In one respect I think Peter is missing more prosaic reasons for the decline: NCLB pressures. It’s not just the focus on “reading and math.” Schools have curtailed and narrowed curricular offerings, focused on the so-called “bubble kids” who, if passing, help a school reach AYP, expanded test prep, and, especially in urban schools, fixated on instrumental models of teaching and learning that marginalize more wholistic notions of the educated child. In such an age of standardized accountability, of course service-learning offerings would be minimized and marginalized. And especially when a reform effort at the K-12 level is not rooted deeply, it becomes a casualty of another innovative pedagogical and curricular offering left behind in an age of all too many things left behind.

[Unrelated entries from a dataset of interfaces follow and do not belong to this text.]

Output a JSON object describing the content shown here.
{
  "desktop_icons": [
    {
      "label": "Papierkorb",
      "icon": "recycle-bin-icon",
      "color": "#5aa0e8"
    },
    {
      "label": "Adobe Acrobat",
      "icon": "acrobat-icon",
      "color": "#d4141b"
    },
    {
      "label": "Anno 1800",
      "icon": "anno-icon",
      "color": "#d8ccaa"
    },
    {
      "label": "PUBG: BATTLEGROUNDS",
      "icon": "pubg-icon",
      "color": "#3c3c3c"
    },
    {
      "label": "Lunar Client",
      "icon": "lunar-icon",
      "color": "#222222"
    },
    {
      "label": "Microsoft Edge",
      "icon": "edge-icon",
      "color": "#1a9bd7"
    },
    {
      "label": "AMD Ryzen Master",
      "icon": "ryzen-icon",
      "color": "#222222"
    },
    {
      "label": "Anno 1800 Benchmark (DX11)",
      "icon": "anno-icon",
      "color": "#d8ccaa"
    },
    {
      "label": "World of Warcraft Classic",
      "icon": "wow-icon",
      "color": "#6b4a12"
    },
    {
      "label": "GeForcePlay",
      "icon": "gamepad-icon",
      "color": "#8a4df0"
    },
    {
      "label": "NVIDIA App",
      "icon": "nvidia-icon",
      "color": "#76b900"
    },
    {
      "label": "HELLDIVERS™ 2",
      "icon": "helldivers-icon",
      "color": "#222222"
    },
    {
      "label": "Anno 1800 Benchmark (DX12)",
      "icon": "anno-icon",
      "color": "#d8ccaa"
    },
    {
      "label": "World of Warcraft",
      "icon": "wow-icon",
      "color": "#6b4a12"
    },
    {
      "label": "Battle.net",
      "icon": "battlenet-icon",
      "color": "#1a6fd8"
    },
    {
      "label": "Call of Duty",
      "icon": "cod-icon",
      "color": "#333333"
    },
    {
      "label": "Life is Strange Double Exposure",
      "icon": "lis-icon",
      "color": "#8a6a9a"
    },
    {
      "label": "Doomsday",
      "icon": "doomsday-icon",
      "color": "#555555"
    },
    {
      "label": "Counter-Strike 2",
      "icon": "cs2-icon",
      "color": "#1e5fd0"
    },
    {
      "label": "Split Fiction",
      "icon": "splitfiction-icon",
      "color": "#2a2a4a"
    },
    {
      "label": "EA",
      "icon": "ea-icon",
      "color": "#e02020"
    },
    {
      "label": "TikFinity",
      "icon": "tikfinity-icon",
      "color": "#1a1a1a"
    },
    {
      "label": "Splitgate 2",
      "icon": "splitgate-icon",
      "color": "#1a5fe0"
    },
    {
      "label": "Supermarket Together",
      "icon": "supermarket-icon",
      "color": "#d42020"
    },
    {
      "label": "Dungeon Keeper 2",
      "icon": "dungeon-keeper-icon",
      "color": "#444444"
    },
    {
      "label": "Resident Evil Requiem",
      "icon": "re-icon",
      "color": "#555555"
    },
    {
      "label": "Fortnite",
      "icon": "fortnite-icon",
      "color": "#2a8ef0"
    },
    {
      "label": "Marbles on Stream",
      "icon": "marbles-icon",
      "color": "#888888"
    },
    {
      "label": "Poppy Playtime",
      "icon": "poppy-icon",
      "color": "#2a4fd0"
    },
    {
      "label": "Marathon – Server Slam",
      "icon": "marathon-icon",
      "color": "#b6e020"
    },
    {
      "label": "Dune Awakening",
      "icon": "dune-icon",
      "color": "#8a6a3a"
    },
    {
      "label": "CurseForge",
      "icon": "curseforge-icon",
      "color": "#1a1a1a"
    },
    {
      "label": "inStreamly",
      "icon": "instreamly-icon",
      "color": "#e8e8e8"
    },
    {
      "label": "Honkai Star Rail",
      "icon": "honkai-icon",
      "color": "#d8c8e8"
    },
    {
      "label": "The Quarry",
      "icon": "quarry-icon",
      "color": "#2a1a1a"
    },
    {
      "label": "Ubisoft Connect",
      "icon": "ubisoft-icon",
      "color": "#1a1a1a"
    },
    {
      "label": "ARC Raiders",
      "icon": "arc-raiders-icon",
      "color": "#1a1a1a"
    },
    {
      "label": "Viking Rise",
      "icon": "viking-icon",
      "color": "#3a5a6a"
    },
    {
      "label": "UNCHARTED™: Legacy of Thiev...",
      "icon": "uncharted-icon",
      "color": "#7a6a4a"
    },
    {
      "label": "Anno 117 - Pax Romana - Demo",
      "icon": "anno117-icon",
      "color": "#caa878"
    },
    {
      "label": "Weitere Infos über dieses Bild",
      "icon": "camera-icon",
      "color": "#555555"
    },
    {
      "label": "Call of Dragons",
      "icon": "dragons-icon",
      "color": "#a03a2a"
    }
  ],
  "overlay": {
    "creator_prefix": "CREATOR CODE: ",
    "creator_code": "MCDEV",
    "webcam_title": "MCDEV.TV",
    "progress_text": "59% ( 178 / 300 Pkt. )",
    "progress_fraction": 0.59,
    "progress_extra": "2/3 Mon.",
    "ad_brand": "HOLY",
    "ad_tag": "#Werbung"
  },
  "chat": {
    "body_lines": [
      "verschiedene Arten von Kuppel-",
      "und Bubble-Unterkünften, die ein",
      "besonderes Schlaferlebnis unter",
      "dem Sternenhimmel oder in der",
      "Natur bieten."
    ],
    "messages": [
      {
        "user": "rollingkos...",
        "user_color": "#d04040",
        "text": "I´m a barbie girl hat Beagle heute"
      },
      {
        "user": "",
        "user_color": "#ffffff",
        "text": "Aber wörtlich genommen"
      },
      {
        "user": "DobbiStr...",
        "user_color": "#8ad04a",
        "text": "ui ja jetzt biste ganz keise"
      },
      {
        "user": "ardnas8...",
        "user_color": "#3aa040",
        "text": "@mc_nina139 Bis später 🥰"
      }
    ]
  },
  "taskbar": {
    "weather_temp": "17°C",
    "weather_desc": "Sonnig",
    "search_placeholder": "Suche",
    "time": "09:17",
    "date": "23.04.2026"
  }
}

But what really caught my eye was Peter’s sense of a “crisis point.” I am much more in tune with service-learning in higher education, where service-learning is riding the wave of “engagement”: a scholarship of engagement; community engagement; civic engagement; pedagogies of engagement. Peter has his ear much closer to the ground of K-12 education, and if he feels this way, it says much about how a national movement (which is how I would describe the service-learning field) has been shunted, if not derailed, by the accountability and standards movement. Perhaps it is just his way to put pressure on stakeholders to prioritize the “Serve America” bill currently in Congress; or perhaps it is a simple descriptive detailing of the state of affairs in service-learning circles around K-12 education. If in fact it is the latter, then I can only point once again to the worry of any pedagogical innovation to the dust bin of “faddism” ($). The report, of course, points out the positives, especially the continued increase in “service” across K-12 education. But the decline of academic linkages bodes ill for “engagement” in higher education as accountability (through such testing as the Collegiate Learning Assessment) makes its way into the academy.